Florida SB 7072 (2021) – 501.2041
Florida Statues Section 501.2041 goes on to describe many other requirements for social media platforms including publishing their standards for censoring, deplatforming, or shadow banning, applying those standards consistently, and providing users’ notification, detailed explanation, and access to their data should their content be censored or their account be deplatformed. Failure of a social media platform to comply with section 501.2041 would be considered an unfair or deceptive practice. A complaint to the state under 501.2041 could lead to an investigation, which may lead to a civil or administrative action, meaning the state could sue or fine the platform for a violation. The user could also file a lawsuit against the platform, but only for inconsistent censorship or failure to property notify the user of being deplatformed. Not too bad, but there is one more twist to this specific legislation:
(j) A social media platform may not take any action to censor, deplatform, or shadowban a journalistic enterprise based on the content of its publication or broadcast.
So, a “journalistic enterprise” gets special treatment under the law? Meanwhile, you and I (if I lived in Florida), can have our content censored and shadow-banned as long as the rules are applied consistently. That means “journalistic enterprises” must have their content handled in a manner inconsistent with everyone else.

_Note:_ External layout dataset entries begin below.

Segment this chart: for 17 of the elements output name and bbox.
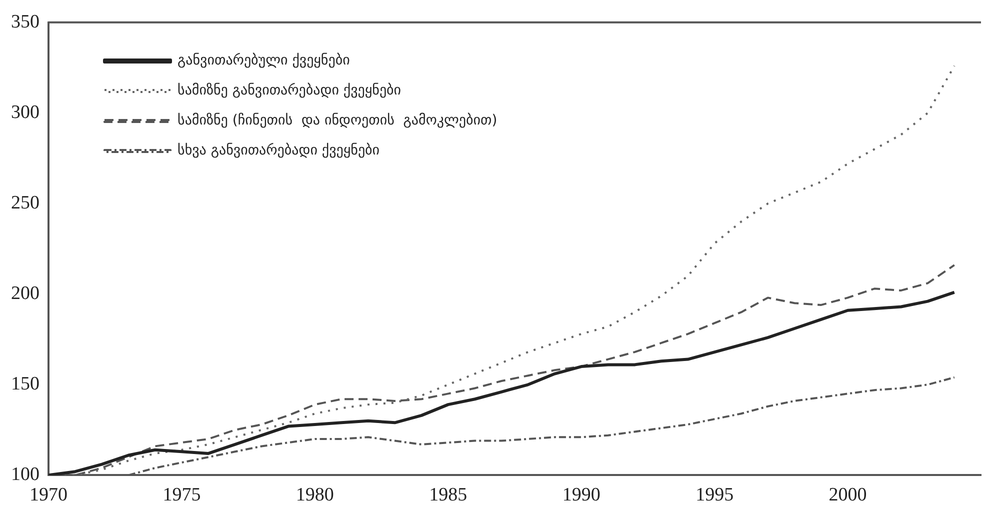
- x-tick-label: 1990: [562, 484, 600, 506]
- legend-label: სხვა განვითარებადი ქვეყნები: [178, 142, 380, 159]
- legend-label: სამიზნე განვითარებადი ქვეყნები: [178, 82, 402, 99]
- y-tick-label: 300: [11, 102, 40, 123]
- x-tick-label: 1985: [429, 484, 468, 506]
- y-tick-label: 150: [11, 374, 40, 395]
- legend-label: სამიზნე (ჩინეთის და ინდოეთის გამოკლებით): [178, 112, 498, 129]
- x-tick-label: 1995: [696, 484, 734, 506]
- x-tick-label: 1980: [296, 484, 334, 506]
- legend-label: განვითარებული ქვეყნები: [178, 52, 350, 69]
- y-tick-label: 200: [11, 283, 40, 304]
- x-tick-label: 2000: [828, 484, 867, 506]
- x-tick-label: 1975: [162, 484, 201, 506]
- y-tick-label: 100: [11, 464, 40, 486]
- y-tick-label: 350: [11, 11, 40, 32]
- x-tick-label: 1970: [30, 484, 68, 506]
- y-tick-label: 250: [11, 192, 40, 214]
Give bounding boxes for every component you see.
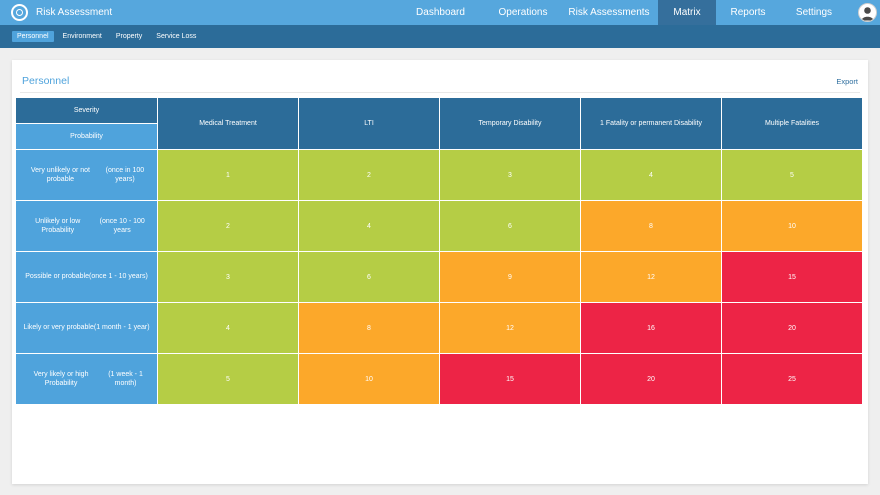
probability-label: Very likely or high Probability: [33, 370, 89, 387]
nav-item-operations[interactable]: Operations: [498, 7, 548, 18]
risk-cell-low[interactable]: 4: [581, 150, 722, 201]
probability-axis-label: Probability: [16, 124, 157, 149]
matrix-row: Possible or probable (once 1 - 10 years) 3…: [16, 252, 864, 303]
risk-cell-high[interactable]: 25: [722, 354, 863, 405]
risk-cell-high[interactable]: 20: [581, 354, 722, 405]
risk-cell-low[interactable]: 3: [158, 252, 299, 303]
probability-frequency: (once 10 - 100 years: [99, 217, 145, 234]
compass-logo-icon: [11, 4, 28, 21]
probability-header: Very unlikely or not probable (once in 10…: [16, 150, 158, 201]
risk-cell-low[interactable]: 3: [440, 150, 581, 201]
matrix-corner: Severity Probability: [16, 98, 158, 150]
risk-cell-low[interactable]: 4: [299, 201, 440, 252]
risk-cell-high[interactable]: 16: [581, 303, 722, 354]
subnav-item-service-loss[interactable]: Service Loss: [156, 33, 197, 40]
card-title: Personnel: [22, 75, 70, 87]
risk-cell-high[interactable]: 15: [440, 354, 581, 405]
app-title: Risk Assessment: [36, 7, 113, 18]
nav-item-matrix[interactable]: Matrix: [658, 0, 716, 25]
probability-frequency: (once 1 - 10 years): [89, 273, 148, 281]
nav-item-reports[interactable]: Reports: [730, 7, 766, 18]
probability-frequency: (once in 100 years): [105, 166, 145, 183]
sub-navigation-bar: Personnel Environment Property Service L…: [0, 25, 880, 48]
risk-cell-high[interactable]: 15: [722, 252, 863, 303]
risk-cell-medium[interactable]: 12: [440, 303, 581, 354]
risk-cell-medium[interactable]: 10: [722, 201, 863, 252]
risk-cell-low[interactable]: 1: [158, 150, 299, 201]
severity-header: Temporary Disability: [440, 98, 581, 150]
probability-frequency: (1 week - 1 month): [108, 370, 143, 387]
matrix-row: Likely or very probable (1 month - 1 year…: [16, 303, 864, 354]
severity-header: 1 Fatality or permanent Disability: [581, 98, 722, 150]
probability-label: Likely or very probable: [23, 324, 94, 332]
risk-matrix: Severity Probability Medical Treatment L…: [16, 98, 864, 405]
matrix-row: Very likely or high Probability (1 week -…: [16, 354, 864, 405]
risk-cell-low[interactable]: 5: [158, 354, 299, 405]
risk-cell-high[interactable]: 20: [722, 303, 863, 354]
probability-label: Possible or probable: [25, 273, 90, 281]
probability-label: Very unlikely or not probable: [30, 166, 90, 183]
severity-header: LTI: [299, 98, 440, 150]
probability-header: Unlikely or low Probability (once 10 - 10…: [16, 201, 158, 252]
subnav-item-property[interactable]: Property: [115, 33, 143, 40]
main-nav: Dashboard Operations Risk Assessments Ma…: [395, 0, 848, 25]
matrix-card: Personnel Export Severity Probability Me…: [12, 60, 868, 484]
severity-header: Medical Treatment: [158, 98, 299, 150]
probability-header: Possible or probable (once 1 - 10 years): [16, 252, 158, 303]
severity-header: Multiple Fatalities: [722, 98, 863, 150]
matrix-header-row: Severity Probability Medical Treatment L…: [16, 98, 864, 150]
risk-cell-medium[interactable]: 10: [299, 354, 440, 405]
nav-item-settings[interactable]: Settings: [795, 7, 833, 18]
export-link[interactable]: Export: [836, 77, 858, 86]
matrix-row: Very unlikely or not probable (once in 10…: [16, 150, 864, 201]
probability-header: Likely or very probable (1 month - 1 year…: [16, 303, 158, 354]
risk-cell-medium[interactable]: 8: [581, 201, 722, 252]
risk-cell-low[interactable]: 4: [158, 303, 299, 354]
avatar[interactable]: [858, 3, 877, 22]
brand[interactable]: Risk Assessment: [0, 0, 395, 25]
severity-axis-label: Severity: [16, 98, 157, 124]
risk-cell-low[interactable]: 6: [299, 252, 440, 303]
subnav-item-environment[interactable]: Environment: [62, 33, 102, 40]
risk-cell-low[interactable]: 6: [440, 201, 581, 252]
matrix-row: Unlikely or low Probability (once 10 - 10…: [16, 201, 864, 252]
user-avatar-icon: [861, 7, 874, 21]
probability-frequency: (1 month - 1 year): [93, 324, 150, 332]
probability-label: Unlikely or low Probability: [35, 217, 81, 234]
risk-cell-low[interactable]: 2: [158, 201, 299, 252]
risk-cell-low[interactable]: 5: [722, 150, 863, 201]
risk-cell-medium[interactable]: 9: [440, 252, 581, 303]
risk-cell-medium[interactable]: 12: [581, 252, 722, 303]
top-navigation-bar: Risk Assessment Dashboard Operations Ris…: [0, 0, 880, 25]
risk-cell-medium[interactable]: 8: [299, 303, 440, 354]
divider: [20, 92, 860, 93]
nav-item-risk-assessments[interactable]: Risk Assessments: [568, 7, 650, 18]
probability-header: Very likely or high Probability (1 week -…: [16, 354, 158, 405]
risk-cell-low[interactable]: 2: [299, 150, 440, 201]
subnav-item-personnel[interactable]: Personnel: [12, 31, 54, 42]
nav-item-dashboard[interactable]: Dashboard: [416, 7, 465, 18]
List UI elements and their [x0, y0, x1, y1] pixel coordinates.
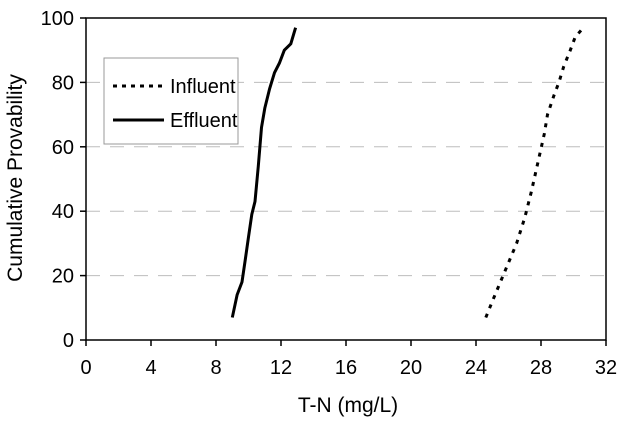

So what’s a “journalistic enterprise”?
(d) “Journalistic enterprise” means an entity doing business in Florida that:
1. Publishes in excess of 100,000 words available online with at least 50,000 paid subscribers or 100,000 monthly active users;
2. Publishes 100 hours of audio or video available online with at least 100 million viewers annually;
3. Operates a cable channel that provides more than 40 hours of content per week to more than 100,000 cable television subscribers; or
4. Operates under a broadcast license issued by the Federal
If you are a large “journalistic enterprise,” your social media content is protected by Florida law, but if you’re just a little bit smaller than the standards listed, too bad. So much for freedom of the press in Florida.
Every person may speak, write and publish sentiments on all subjects but shall be responsible for the abuse of that right. No law shall be passed to restrain or abridge the liberty of speech or of the press.
Does anyone else notice that the protections for freedom of the press in the Florida Constitution do not have a minimum size requirement? This part of the law not only violates a Floridian’s freedom of press, but also their equal protection as well:
All natural persons, female and male alike, are equal before the law and have inalienable rights, among which are the right to enjoy and defend life and liberty, to pursue happiness, to be rewarded for industry, and to acquire, possess and protect property. No person shall be deprived of any right because of race, religion, national origin, or physical disability.
I guess you are only equal before the law if you are large enough to matter to the State of Florida.
And so we return to President Washington. I neither praise nor criticize Governor DeSantis or the members of the Florida Legislature based on their political party affiliations. Much of what I’ve seen come out of the Sunshine State has been constitutionally sound, but not all. Since I refuse to support people or institutions, only policies, I can see the good, the bad, and the ugly of what’s being done in the name of the citizens of all fifty states. Since I have focused on what has been reported regarding Florida recently, the same could be said about any state in the union. If I cannot praise Florida for its political bias, I cannot criticize New York, California, or Michigan for theirs. What I can do is examine the policies, determine if they follow the supreme laws of both the state and the union, and judge accordingly.
Perhaps, if Americans paid more attention to the constitutionality of the policy than the party membership of the person or persons enacting it, we could avoid the horrid enormities and frightful despotism our first President warned us about.